My rationale is that capital punishment as applied in America isn’t about justice. It isn’t even about punishment. In America today, it is almost solely about revenge, with no true purpose beyond emotional satisfaction. It causes a continuing, corrosive, long-term damage to our society, to all of us as a whole. Simply, we can’t implement it in a just way, it has no societal benefit, and we don’t have to do it.
What most may agree on is it may always be necessary to ensure at times, that some people live out the rest of their lives—as long or short as that may be—segregated from society. Effectively, to make certain they die in prison. But, as a society, we don’t need to purposefully kill already incarcerated people to do that. And as long as we do, life is cheapened. And all of society is coarsened, worsened, with an impact reaching far beyond the legal system.
Civilization progresses over millennia with lots of starts and stops and considerable backsliding. The advancement of justice over revenge through ending societal capital punishment—even if only because we don’t have to do this—will be evidence of our society’s slow but continuing progress.
After America’s final government execution, we’ll be closer to the realization of “The arc of history is long, but it bends towards Justice.” And away from revenge.
This is close to my view. Thanks for your comment.
He murdered the 19 year old girl in 1981.
So lived 36 years more, almost double her lifespan. She'd be enjoying he grandchildren now but that never happened.

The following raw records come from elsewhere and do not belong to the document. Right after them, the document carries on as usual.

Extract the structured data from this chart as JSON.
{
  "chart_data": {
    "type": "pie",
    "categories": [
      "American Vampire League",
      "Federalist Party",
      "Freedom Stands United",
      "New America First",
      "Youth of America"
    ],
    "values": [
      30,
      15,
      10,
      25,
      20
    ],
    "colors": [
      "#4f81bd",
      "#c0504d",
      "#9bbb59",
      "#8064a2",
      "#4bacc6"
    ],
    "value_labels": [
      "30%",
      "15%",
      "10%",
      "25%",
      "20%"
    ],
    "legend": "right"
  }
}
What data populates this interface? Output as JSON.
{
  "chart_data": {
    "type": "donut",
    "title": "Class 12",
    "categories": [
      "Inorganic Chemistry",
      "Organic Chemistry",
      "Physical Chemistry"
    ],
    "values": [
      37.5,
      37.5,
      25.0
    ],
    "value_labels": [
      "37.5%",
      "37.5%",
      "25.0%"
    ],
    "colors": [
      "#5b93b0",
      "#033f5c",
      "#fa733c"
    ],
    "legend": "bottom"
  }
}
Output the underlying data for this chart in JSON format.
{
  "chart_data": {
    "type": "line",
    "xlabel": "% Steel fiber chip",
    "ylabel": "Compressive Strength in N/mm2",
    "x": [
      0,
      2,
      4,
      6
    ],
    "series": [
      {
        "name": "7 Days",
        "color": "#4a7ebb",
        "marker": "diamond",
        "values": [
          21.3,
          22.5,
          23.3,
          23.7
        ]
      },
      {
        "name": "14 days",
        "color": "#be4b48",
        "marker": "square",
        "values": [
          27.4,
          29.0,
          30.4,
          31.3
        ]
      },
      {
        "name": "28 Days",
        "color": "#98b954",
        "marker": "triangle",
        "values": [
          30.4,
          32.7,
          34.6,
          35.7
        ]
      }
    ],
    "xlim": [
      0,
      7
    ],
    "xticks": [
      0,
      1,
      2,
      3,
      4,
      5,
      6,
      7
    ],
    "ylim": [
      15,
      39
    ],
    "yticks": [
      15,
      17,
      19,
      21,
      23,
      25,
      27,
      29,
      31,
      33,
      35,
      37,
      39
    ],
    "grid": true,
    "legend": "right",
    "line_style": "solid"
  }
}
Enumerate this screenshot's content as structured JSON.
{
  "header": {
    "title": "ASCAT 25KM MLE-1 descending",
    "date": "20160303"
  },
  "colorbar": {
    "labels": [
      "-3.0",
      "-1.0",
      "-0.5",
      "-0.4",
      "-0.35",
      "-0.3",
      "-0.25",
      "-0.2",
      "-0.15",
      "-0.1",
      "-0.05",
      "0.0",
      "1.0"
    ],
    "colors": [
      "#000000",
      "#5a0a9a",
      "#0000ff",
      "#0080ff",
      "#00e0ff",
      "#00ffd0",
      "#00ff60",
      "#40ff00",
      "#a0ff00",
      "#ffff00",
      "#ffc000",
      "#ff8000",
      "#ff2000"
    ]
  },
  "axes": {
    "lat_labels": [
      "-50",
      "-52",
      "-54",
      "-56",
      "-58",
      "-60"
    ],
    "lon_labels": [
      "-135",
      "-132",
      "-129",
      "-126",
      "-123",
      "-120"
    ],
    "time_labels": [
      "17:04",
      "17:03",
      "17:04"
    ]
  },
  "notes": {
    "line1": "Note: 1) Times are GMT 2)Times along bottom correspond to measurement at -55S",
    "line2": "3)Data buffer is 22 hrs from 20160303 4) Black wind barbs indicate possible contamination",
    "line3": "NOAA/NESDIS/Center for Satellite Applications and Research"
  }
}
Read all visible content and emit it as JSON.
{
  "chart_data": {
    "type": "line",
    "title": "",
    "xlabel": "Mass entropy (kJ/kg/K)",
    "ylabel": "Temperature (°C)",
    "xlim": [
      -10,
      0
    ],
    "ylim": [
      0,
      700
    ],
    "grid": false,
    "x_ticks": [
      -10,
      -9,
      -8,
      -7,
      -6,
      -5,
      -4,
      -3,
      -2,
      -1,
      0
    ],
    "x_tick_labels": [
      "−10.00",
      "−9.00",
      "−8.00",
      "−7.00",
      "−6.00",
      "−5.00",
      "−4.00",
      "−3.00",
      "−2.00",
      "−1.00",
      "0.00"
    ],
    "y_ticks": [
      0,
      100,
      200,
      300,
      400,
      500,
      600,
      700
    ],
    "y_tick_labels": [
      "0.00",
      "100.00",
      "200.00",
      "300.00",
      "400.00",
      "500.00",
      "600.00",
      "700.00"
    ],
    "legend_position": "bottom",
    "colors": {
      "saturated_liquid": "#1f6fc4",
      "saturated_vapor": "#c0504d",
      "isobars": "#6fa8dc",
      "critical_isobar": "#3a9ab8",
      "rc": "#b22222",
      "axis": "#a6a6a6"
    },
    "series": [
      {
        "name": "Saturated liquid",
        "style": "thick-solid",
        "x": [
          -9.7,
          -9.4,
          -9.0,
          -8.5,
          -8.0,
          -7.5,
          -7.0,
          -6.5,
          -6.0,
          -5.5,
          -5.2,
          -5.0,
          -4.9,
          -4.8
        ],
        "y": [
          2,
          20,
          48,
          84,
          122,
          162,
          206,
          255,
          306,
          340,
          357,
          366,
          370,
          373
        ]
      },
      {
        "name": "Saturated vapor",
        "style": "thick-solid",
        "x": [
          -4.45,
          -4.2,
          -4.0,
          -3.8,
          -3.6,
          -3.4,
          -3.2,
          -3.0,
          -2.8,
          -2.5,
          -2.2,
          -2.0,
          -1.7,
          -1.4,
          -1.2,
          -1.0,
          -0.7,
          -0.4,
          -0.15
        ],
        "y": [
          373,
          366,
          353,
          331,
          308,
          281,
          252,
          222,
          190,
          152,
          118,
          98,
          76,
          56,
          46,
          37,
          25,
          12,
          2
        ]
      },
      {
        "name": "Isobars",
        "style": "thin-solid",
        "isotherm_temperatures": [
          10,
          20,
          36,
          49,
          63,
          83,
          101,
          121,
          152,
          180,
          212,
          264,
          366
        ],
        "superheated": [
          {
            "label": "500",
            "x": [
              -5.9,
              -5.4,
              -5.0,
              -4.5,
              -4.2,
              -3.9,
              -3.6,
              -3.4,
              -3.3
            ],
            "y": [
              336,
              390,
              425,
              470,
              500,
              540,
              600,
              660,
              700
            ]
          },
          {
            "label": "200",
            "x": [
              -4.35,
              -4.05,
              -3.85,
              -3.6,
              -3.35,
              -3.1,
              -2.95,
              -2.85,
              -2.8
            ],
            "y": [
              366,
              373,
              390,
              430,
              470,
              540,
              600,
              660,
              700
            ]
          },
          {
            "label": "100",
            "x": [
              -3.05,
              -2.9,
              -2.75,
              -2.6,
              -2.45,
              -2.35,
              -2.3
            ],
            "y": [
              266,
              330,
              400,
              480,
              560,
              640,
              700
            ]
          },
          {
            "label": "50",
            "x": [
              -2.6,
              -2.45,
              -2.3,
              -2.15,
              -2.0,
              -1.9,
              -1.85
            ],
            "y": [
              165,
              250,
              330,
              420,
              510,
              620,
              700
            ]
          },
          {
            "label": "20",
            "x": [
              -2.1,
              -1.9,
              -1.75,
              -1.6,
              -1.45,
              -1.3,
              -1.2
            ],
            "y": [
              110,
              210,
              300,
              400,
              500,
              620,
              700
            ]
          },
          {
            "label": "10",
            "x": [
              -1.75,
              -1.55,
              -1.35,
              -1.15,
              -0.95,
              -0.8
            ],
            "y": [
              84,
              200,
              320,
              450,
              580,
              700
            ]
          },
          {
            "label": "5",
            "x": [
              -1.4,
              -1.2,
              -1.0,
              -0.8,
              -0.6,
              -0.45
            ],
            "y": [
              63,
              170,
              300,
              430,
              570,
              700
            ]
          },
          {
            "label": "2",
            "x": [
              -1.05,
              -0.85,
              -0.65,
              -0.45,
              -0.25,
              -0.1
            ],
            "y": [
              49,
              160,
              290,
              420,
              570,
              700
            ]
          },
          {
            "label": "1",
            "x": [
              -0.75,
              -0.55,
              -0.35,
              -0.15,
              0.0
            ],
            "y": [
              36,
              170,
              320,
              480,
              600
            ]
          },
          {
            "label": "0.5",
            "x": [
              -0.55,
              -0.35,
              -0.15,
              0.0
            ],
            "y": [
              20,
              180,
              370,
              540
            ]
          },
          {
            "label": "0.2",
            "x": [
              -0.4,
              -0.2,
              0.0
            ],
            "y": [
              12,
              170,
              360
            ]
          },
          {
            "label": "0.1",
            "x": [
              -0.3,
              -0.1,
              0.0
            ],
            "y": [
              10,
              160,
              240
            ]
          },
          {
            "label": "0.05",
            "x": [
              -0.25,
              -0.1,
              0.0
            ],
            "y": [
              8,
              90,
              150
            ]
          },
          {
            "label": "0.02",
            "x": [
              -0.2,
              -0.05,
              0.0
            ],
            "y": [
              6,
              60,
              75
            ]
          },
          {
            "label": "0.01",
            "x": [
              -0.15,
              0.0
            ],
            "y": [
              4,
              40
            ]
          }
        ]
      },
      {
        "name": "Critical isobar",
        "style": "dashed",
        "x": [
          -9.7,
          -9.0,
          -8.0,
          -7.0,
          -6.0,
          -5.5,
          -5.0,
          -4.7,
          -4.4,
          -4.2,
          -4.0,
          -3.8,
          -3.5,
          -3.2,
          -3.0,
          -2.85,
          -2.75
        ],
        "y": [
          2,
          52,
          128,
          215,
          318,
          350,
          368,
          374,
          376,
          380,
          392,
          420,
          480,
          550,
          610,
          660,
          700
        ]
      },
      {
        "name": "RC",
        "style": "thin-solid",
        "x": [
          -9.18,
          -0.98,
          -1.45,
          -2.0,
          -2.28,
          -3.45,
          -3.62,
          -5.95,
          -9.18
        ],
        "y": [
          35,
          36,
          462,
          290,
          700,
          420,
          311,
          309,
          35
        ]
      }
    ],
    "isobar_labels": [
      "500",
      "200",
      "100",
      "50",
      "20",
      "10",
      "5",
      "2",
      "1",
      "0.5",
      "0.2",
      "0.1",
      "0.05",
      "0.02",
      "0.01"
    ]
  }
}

So it doesn't work for me.
Linking this post to the border-control guy refusing to step down:
Brandeis was one of three dissenters in the Myers case, along with Holmes and strange-bedfellow McReynolds.
If those three had prevailed, Congress could have entrenched the Deep State by protecting executive officials (at least those appointed by the Senate) from unilateral removal by the President.
A result I would deplore, but the thing is, the dissenters' arguments (regrettably) actually seem persuasive.
A natural reading of Art. II is that Sec. 1 specifies who will hold the executive power, and Sec. 2 (and Sec 3, I suppose) lists what the executive power consists of. The power to fire executive-branch officials isn't listed in Secs. 2 or 3, so all the executive-power people have to go on is the reference to "The executive power" in Sec. 1. But if that were an independent grant of power that would crack open a can full of worms. And has.
Balance this against Congress' power to create executive-branch offices, which generally would be considered to include fixing the terms.